Abstract

Abstract We have previously demonstrated that cytokeratin levels are coordinately regulated in normal cultured human keratinocytes. In the present study we examine the mechanism of this regulation using human squamous cell carcinoma (SCC) cells. Treatment of SCC-13 cells with 20 or 200 n M trans-retinoic acid results in nearly complete suppression of cytokeratin K5 and K6 expression. This change is accompanied by a simultaneous reduction (> 20-fold) in the level of the mRNAs encoding K5 and K6. Transcriptional analysis indicates that the transcription rate of the K5 and K6 genes drops by approximately four to fivefold in retinoid treated nuclei. Retinol (2000 n M) also promotes this change. In contrast, cytokeratin K19 does not increase in the presence of retinoic acid, thus the normal coordinate regulation of keratin gene expression by retinoids appears to be uncoupled in SCC-13 cells. However, this does not represent a general defect in positive regulation of gene expression by retinoids, since in a transient transfection assay trans-retinoic acid positively regulates a reporter plasmid containing the retinoid response element from the retinoic acid receptor-β gene.
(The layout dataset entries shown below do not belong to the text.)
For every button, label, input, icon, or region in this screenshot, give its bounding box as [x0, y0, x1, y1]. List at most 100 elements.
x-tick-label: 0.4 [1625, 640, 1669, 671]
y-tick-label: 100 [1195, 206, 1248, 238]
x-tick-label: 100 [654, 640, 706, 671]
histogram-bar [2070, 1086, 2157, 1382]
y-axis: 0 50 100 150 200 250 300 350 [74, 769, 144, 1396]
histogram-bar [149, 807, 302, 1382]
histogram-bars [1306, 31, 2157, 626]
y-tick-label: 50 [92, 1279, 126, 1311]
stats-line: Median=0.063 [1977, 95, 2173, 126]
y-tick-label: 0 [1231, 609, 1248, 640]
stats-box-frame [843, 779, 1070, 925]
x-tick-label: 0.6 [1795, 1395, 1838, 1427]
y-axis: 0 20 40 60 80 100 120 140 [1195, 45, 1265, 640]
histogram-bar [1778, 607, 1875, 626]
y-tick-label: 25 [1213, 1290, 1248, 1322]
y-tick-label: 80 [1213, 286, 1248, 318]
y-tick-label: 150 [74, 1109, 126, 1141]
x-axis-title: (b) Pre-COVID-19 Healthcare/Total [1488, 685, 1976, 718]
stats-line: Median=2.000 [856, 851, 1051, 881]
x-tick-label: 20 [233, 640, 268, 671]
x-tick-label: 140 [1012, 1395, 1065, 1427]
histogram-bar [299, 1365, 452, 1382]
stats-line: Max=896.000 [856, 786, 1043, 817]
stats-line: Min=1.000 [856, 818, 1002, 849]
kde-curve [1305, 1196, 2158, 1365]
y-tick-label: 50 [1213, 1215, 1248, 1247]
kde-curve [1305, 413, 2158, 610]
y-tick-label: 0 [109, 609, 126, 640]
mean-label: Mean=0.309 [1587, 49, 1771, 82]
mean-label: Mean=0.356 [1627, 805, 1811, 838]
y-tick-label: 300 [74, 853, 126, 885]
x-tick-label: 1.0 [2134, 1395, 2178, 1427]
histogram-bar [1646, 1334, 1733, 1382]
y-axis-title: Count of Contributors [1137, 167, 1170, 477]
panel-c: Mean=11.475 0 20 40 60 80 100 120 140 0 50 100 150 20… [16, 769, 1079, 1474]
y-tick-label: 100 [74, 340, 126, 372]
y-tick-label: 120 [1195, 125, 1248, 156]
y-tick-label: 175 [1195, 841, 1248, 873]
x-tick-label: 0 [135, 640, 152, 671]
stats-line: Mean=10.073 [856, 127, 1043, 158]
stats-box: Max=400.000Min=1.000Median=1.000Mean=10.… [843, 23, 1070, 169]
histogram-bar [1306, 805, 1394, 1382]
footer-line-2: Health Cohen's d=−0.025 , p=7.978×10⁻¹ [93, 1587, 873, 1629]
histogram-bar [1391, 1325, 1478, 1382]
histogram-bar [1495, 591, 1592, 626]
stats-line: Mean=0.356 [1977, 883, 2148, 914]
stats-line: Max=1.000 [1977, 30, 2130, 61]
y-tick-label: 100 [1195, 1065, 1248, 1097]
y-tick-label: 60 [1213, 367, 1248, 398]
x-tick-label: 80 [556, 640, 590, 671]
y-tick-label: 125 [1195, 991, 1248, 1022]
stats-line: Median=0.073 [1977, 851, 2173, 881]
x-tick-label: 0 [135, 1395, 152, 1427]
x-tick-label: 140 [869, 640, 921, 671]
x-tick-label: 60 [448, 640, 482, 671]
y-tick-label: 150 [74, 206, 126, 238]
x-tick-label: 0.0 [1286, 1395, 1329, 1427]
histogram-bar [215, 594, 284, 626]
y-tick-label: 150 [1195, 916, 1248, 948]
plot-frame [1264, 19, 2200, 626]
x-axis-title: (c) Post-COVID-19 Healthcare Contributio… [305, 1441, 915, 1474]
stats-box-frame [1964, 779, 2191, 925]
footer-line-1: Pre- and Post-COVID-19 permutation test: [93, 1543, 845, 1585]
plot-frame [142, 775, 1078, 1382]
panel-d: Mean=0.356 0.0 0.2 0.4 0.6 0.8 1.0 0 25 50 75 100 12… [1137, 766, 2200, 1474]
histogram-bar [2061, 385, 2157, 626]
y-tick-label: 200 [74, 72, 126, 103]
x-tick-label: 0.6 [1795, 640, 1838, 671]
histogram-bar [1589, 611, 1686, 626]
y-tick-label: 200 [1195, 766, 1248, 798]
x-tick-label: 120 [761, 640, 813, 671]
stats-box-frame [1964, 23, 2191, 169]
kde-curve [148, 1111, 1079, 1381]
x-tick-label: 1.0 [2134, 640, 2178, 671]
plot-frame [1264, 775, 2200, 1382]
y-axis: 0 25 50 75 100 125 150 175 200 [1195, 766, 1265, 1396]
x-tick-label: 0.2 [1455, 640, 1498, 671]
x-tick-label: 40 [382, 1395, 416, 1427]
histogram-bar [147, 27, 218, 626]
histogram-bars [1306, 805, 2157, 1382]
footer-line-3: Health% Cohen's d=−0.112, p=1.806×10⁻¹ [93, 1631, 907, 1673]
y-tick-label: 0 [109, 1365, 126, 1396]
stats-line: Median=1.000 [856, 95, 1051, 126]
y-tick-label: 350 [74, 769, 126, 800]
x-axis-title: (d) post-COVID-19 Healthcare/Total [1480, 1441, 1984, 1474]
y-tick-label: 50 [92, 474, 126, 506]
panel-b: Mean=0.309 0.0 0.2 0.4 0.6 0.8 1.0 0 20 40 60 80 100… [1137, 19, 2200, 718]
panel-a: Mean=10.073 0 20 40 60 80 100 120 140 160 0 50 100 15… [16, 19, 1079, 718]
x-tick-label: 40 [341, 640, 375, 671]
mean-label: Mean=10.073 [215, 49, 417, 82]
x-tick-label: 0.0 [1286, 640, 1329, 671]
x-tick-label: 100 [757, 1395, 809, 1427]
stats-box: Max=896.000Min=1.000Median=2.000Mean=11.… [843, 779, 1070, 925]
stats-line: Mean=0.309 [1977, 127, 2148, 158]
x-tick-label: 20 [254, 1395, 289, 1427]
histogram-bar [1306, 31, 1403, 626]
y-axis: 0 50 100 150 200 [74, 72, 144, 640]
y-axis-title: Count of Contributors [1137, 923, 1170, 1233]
The synthetic retinoids Ro 13–6298 (ethyl ester) and its metabolic derivative Ro 13–7410 (free acid) are both active in modulating the differentiation of normal keratinocytes. In contrast, only Ro 13–7410 is active in SCC-13 cells. As Ro 13–6298 binds poorly to the retinoic acid receptors, this suggests that SCC-13 cells, unlike normal keratinocytes, lack the ability to convert Ro 13–6298 to the active Ro 13–7410. These results further suggest that an inability to metabolize retinoid ethyl esters may be a property of transformed epidermal keratinocytes.